BBusiness has been better than expected this year for Paul Askew’s fine dining restaurant in central Liverpool. He feared for his future amid the worst cost of living crisis in a generation, but so far the bettors have kept coming.
“January is usually the quietest month,” says the head chef at the Art School restaurant, where menus start at £39 per person. “But people felt liberated and came out in large numbers. The start of the year was better than we could have hoped for, and it continued.
Faced with the biggest hit to household incomes since modern records began in the 1950s, businesses across the UK are bracing for a slowdown in consumer spending as the price of everything from gas and oil electricity to food and clothing, soars.
But experts say a two-tier consumer economy could emerge, with wealthier households, who saved record sums during lockdown, continuing to spend. The signs are there: in addition to the restaurant rush, there was an airport rush over Easter and the housing market is booming. And all this despite the worst inflation since at least 1992 and amid reports of growing food bank use and rising fuel poverty.
For Askew, bookings for May and June have slowed and he fears tight budgets could keep diners away. Its costs are also rising: the prices of beef and lamb have risen by more than a quarter, which could force it to increase menu prices.
“I think when people see direct debits, energy bills, and weekly purchases go up, they’ll start to cut back,” he says. “It’s a worry.”
His hope is that a glut of lockdown savings and a desire to spend on experiences rather than physical goods after two years of life on hold will entice diners to come.
“We may be insulated by the furlough effect, which has given some people more money in their pocket. It can help for three to six months. But it’s how long it lasts because that’s the big question.
So far, the picture is mixed. Consumer confidence slumped in April to its second lowest level in nearly 50 years, as energy prices and tax hikes added inflationary pressure. Retail sales fell more than expected in March as soaring food and fuel prices forced shoppers to tighten their belts. Some economists are warning that a summer recession could be on the cards.

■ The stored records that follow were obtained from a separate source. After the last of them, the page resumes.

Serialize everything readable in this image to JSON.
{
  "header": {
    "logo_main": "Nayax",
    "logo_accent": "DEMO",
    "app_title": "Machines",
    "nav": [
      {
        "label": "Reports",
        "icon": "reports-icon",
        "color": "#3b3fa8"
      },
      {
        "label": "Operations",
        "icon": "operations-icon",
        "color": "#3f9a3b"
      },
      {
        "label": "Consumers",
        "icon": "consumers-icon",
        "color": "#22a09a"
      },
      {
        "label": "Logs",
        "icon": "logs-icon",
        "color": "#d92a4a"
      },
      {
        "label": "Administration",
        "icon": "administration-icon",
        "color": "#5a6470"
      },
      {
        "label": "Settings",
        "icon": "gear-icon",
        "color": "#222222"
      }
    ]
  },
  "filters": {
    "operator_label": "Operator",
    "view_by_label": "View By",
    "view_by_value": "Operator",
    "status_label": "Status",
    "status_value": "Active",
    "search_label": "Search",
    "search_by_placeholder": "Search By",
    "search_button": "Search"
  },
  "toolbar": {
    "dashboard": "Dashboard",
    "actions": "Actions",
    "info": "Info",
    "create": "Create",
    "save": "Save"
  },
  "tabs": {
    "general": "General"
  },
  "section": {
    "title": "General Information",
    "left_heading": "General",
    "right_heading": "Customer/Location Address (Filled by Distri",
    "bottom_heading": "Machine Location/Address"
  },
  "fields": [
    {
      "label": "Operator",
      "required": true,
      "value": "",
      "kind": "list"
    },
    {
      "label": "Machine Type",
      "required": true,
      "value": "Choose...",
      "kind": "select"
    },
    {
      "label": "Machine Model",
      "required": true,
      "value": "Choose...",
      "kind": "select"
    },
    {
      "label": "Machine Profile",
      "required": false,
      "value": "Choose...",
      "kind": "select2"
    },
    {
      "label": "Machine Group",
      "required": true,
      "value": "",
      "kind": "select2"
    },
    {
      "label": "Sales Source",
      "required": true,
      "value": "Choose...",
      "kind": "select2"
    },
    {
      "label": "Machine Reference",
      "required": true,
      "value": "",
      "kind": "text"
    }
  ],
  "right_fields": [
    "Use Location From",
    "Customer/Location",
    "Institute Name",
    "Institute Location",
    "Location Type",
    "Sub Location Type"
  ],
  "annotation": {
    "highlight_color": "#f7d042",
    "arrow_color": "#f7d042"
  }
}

Part of the retail slump was due to consumers turning to spending on services after restrictions ended. Supermarkets have benefited from the lockdown but now face fierce competition as pubs, restaurants and travel rebound.
Retail sales account for about a third of overall consumer spending. Barclaycard’s credit and debit card figures showed other forms of spending surging over the Easter weekend as Britons enjoyed days in the sun. Restaurant sales were up 116% on Easter 2021 and more than a third on 2019. Pubs, bars and nightclubs saw a 74% jump on pre-Covid levels.
Some economists think saving helps. According to the Bank of England, more than £200billion was salted during the lockdown, but that was concentrated in the wealthiest 40% of households and in professions where working from home was possible. The poorest households have lost money during the pandemic and are also expected to see their incomes hit the hardest.
“Less well-off households will be disproportionately affected as more of their income is spent on food and energy,” said Richard Lim of consultancy Retail Economics. “It’s a very uneven picture.”
Figures from accountant Deloitte confirm this. They show that 5% of households with an income of £10,000 or less were able to save in the first three months of this year, compared to 38% of households with an overall income of £100,000.
While the economy could be helped by savings spending, analysts say it will still be under severe pressure and could be close to stagnation as many people tighten their belts. Headwinds ahead include higher interest rates and a further increase in gas and electric bill caps this fall.
“Consumer confidence is flashing a big red warning sign,” said Robert Wood of Bank of America. “Normally, you don’t get such low confidence without consumers reducing their consumption. And if they are, we could be pretty close to recession. Real incomes are hit hard.
Contrary to some analysts, the US investment bank does not predict a recession as it expects business investment to rebound and some households to dip into savings while others increase borrowing. But consumers make up two-thirds of the UK economy, so the stakes are high.
“If the consumer stops growing, the economy usually stops growing,” Wood added. “That’s the biggest worry this year.”